Recent efforts focus on using data-driven algorithms such as deep learning to learn priors directly from
data. However, they focus on template model recovery, rigid object reconstruction, or propose paradigms
that don’t directly extend to recovering personalized models. To predict accurate surface geometry, our
first attempt was VolumeNet, which predicted a 3D occupancy grid from a monocular image. This was
the first of its kind model for non-rigid human shapes at that time. To circumvent the ill-posed nature
of this problem (aggravated by an unbounded 3D representation), we follow the ideology of providing
maximal training priors with our unique training paradigms, to enable testing with minimal information.

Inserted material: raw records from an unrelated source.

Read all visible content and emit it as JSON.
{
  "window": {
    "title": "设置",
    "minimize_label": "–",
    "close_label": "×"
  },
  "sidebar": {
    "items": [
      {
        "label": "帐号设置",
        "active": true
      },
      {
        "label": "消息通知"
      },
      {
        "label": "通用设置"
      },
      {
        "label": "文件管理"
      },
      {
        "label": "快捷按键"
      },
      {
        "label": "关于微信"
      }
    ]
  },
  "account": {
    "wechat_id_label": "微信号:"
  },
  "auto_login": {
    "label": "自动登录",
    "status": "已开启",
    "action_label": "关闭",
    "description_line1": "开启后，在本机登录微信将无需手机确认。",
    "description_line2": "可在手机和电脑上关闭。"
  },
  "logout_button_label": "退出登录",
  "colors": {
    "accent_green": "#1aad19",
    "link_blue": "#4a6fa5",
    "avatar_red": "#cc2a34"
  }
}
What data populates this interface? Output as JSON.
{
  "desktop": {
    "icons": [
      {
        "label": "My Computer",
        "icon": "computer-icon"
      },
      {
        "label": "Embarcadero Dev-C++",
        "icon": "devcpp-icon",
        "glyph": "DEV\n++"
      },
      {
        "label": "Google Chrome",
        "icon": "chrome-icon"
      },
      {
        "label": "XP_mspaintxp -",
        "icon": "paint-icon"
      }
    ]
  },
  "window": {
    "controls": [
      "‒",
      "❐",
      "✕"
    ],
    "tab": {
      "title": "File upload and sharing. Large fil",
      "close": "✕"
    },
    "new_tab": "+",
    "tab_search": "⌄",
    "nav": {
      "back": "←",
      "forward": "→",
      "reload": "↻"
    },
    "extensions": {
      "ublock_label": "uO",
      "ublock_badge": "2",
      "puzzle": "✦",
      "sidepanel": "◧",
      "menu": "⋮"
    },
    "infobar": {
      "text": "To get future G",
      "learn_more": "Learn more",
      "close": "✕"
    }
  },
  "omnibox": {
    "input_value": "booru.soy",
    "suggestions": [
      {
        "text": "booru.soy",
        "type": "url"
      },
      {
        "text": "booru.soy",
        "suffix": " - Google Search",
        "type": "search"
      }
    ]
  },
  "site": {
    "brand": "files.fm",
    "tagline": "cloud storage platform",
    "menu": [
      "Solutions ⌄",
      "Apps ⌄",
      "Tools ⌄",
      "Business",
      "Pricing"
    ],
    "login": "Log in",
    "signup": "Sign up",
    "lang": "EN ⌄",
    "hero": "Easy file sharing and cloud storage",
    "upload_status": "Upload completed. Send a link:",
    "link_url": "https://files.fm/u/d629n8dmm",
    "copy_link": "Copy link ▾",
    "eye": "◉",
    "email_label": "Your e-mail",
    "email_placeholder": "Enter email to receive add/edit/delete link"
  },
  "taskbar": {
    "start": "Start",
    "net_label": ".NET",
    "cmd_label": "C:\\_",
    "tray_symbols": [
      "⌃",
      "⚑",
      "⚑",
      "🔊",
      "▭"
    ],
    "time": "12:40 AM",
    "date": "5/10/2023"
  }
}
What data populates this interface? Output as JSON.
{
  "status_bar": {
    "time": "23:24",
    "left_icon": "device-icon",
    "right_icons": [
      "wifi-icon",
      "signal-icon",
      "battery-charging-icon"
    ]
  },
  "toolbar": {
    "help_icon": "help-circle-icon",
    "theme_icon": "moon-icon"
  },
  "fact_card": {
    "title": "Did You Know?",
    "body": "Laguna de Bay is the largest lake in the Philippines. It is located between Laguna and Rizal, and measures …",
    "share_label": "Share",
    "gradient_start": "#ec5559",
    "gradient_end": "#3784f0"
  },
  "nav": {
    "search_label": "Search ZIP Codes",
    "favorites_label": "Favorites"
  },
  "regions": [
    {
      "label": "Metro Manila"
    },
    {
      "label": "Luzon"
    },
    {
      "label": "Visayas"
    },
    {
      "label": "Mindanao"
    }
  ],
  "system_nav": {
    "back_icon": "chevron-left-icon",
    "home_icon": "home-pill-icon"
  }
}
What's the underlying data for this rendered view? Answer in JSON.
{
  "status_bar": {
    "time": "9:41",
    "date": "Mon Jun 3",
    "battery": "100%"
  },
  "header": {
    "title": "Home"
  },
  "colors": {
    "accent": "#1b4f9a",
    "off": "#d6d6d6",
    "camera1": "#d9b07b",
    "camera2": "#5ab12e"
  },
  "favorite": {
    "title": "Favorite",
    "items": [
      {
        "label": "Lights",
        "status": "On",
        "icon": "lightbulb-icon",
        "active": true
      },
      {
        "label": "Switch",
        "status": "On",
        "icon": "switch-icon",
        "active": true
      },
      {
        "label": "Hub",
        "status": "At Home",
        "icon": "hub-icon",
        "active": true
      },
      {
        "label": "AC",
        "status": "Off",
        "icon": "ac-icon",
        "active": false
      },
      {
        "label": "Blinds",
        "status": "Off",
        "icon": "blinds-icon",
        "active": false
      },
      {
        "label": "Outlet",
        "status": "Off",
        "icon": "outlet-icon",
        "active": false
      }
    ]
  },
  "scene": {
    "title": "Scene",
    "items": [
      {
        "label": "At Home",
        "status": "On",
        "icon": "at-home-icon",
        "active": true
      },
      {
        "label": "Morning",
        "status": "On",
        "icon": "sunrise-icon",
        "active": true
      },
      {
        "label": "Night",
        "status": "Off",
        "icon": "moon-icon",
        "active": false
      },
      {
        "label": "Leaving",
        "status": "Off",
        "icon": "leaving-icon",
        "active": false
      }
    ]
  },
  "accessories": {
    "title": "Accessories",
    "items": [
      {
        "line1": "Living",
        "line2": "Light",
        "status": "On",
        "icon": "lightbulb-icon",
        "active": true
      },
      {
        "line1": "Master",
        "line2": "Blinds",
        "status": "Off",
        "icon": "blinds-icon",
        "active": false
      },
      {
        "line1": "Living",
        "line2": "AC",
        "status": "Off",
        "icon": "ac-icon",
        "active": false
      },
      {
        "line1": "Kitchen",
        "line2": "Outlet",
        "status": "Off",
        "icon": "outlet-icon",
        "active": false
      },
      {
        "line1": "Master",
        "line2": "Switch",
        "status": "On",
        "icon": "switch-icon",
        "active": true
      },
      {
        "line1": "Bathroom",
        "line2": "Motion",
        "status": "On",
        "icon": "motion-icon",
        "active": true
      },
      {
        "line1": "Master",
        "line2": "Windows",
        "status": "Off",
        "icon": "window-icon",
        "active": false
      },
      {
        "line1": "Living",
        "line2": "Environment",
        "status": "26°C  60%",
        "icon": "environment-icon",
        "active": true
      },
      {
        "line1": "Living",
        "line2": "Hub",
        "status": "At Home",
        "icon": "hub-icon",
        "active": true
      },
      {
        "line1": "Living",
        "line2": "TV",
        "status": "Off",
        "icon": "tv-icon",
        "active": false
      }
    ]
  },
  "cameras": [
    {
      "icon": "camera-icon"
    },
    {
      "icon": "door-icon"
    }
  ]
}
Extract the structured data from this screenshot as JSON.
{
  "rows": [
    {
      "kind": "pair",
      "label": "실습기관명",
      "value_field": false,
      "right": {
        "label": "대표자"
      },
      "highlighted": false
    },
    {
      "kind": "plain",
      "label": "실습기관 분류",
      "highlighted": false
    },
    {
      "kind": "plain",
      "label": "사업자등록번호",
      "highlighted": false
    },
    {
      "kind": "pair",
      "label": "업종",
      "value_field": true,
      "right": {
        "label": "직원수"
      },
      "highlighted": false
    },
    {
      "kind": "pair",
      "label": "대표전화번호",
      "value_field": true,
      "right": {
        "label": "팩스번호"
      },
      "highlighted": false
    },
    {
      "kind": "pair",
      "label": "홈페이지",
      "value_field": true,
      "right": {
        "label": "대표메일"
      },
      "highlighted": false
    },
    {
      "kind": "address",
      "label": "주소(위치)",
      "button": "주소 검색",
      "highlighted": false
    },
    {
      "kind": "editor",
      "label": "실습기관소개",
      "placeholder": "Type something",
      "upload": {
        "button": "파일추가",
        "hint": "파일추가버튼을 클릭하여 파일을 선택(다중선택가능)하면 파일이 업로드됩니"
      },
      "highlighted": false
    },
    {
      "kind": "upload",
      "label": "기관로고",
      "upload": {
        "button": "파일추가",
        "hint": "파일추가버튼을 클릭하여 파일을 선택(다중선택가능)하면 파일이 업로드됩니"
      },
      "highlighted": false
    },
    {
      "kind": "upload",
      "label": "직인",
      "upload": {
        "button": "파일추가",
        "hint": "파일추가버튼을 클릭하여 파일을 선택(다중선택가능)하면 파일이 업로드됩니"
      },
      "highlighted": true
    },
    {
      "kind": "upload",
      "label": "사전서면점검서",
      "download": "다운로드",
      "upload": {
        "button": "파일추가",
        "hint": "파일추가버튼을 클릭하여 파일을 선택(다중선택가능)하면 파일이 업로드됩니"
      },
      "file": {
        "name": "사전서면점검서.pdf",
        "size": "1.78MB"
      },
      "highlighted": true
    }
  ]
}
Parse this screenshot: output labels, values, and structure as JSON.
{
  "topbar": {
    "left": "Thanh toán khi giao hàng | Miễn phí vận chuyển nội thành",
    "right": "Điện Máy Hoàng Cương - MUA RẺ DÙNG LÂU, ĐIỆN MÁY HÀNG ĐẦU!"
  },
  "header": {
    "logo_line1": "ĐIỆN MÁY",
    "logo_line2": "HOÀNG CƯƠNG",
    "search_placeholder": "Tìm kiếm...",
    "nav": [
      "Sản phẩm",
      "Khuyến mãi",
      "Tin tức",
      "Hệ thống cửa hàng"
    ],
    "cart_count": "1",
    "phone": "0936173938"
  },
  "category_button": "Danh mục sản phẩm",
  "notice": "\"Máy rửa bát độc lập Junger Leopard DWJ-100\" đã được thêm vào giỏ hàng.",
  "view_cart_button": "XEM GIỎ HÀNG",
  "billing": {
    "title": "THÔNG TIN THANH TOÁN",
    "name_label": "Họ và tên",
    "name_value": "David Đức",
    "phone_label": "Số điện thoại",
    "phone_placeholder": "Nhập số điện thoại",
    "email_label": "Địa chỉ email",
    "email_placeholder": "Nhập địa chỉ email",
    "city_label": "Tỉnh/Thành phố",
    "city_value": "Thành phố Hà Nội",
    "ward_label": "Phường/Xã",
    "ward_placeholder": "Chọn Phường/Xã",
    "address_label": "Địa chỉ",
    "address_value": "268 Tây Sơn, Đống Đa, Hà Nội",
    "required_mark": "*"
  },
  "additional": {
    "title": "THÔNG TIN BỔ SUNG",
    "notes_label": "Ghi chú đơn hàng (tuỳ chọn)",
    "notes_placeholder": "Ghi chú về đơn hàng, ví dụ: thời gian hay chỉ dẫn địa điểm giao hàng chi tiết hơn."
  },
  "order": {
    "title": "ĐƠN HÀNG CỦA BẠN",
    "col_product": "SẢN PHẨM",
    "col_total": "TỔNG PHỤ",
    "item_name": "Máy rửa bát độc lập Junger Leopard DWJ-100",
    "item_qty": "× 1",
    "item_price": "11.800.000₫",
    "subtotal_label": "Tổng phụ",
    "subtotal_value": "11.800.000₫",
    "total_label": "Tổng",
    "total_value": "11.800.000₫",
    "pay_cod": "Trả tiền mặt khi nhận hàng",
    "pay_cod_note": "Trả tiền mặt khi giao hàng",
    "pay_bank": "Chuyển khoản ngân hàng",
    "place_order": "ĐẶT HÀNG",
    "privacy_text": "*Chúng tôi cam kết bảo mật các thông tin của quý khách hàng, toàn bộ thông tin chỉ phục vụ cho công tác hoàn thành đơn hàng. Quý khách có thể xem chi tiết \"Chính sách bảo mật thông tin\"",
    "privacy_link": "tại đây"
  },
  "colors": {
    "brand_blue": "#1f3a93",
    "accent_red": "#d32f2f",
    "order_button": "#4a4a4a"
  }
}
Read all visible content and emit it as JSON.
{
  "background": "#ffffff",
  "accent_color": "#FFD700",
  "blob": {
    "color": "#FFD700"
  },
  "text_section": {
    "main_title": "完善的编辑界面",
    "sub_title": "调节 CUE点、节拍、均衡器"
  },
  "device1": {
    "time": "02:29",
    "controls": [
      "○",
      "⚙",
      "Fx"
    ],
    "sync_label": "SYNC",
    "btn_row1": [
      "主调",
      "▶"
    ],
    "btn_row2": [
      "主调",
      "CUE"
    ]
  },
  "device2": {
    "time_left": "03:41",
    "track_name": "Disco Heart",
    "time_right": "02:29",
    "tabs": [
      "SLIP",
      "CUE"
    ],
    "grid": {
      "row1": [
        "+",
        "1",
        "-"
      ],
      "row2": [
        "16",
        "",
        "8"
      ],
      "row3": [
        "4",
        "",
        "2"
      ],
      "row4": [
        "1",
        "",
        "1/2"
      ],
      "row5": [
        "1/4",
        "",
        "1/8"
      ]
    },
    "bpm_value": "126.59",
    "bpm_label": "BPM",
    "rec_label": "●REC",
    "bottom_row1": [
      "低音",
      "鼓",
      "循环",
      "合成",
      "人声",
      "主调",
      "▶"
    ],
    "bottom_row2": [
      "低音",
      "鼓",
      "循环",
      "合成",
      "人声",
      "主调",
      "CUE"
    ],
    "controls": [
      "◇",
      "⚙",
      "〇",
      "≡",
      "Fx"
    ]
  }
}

As we did not impose any body-model based constraint, we were able to recover deformations induced
by free-form clothing. Further, we extended VolumeNet to PoShNet by decoupling Pose and Shape, in
which we learn the volumetric pose first, and use it as a prior for learning the volumetric shape, thereby
recovering a more accurate surface.
Although volumetric regression enables recovering a more accurate surface reconstruction, they do
so without an animatable skeleton. Further, such methods yield reconstructions of low resolution at
higher computational cost (regression over the cubic voxel grid) and often suffer from an inconsistent
topology via broken or partial body parts. Hence, statistical body models become a natural choice to
offset the ill-posed nature of this problem. Although theoretically, they are low dimensional, learning
such models has been challenging due to the complex non-linear mapping from the image to the relative
axis-angle representation. Hence, most solutions rely on different projections of the underlying mesh
(2D/3D keypoints, silhouettes, etc.). To simplify the learning process, we propose the CR framework
that uses classification as a prior for guiding the regression’s learning process. Although recovering
personalized models with high-resolution meshes isn’t a possibility in this space, the framework shows
that learning such template models can be difficult without additional supervision. As an alternative to directly learning parametric models, we propose HumanMeshNet to learn an
“implicitly structured point cloud”, in which we make use of the mesh topology as a prior to enable
better learning. We hypothesize that instead of learning the highly non-linear SMPL parameters, learning
its corresponding point cloud (although high dimensional) and enforcing the same parametric template
topology on it is an easier task. This proposed paradigm can theoretically learn local surface deformations
that the body model based PCA space can’t capture. Further, going ahead, attempting to produce highresolution meshes (with accurate geometry details) is a natural extension that is easier in 3D space than
in the parametric one.
In summary, in this thesis, we attempt to address several of the aforementioned challenges and
empower machines with the capability to interpret a 3D human body model (pose and shape) from a
single image in a manner that is non-intrusive, inexpensive and scalable. In doing so, we explore different
3D representations that are capable of producing accurate surface geometry, with a long-term goal of
recovering personalized 3D human models.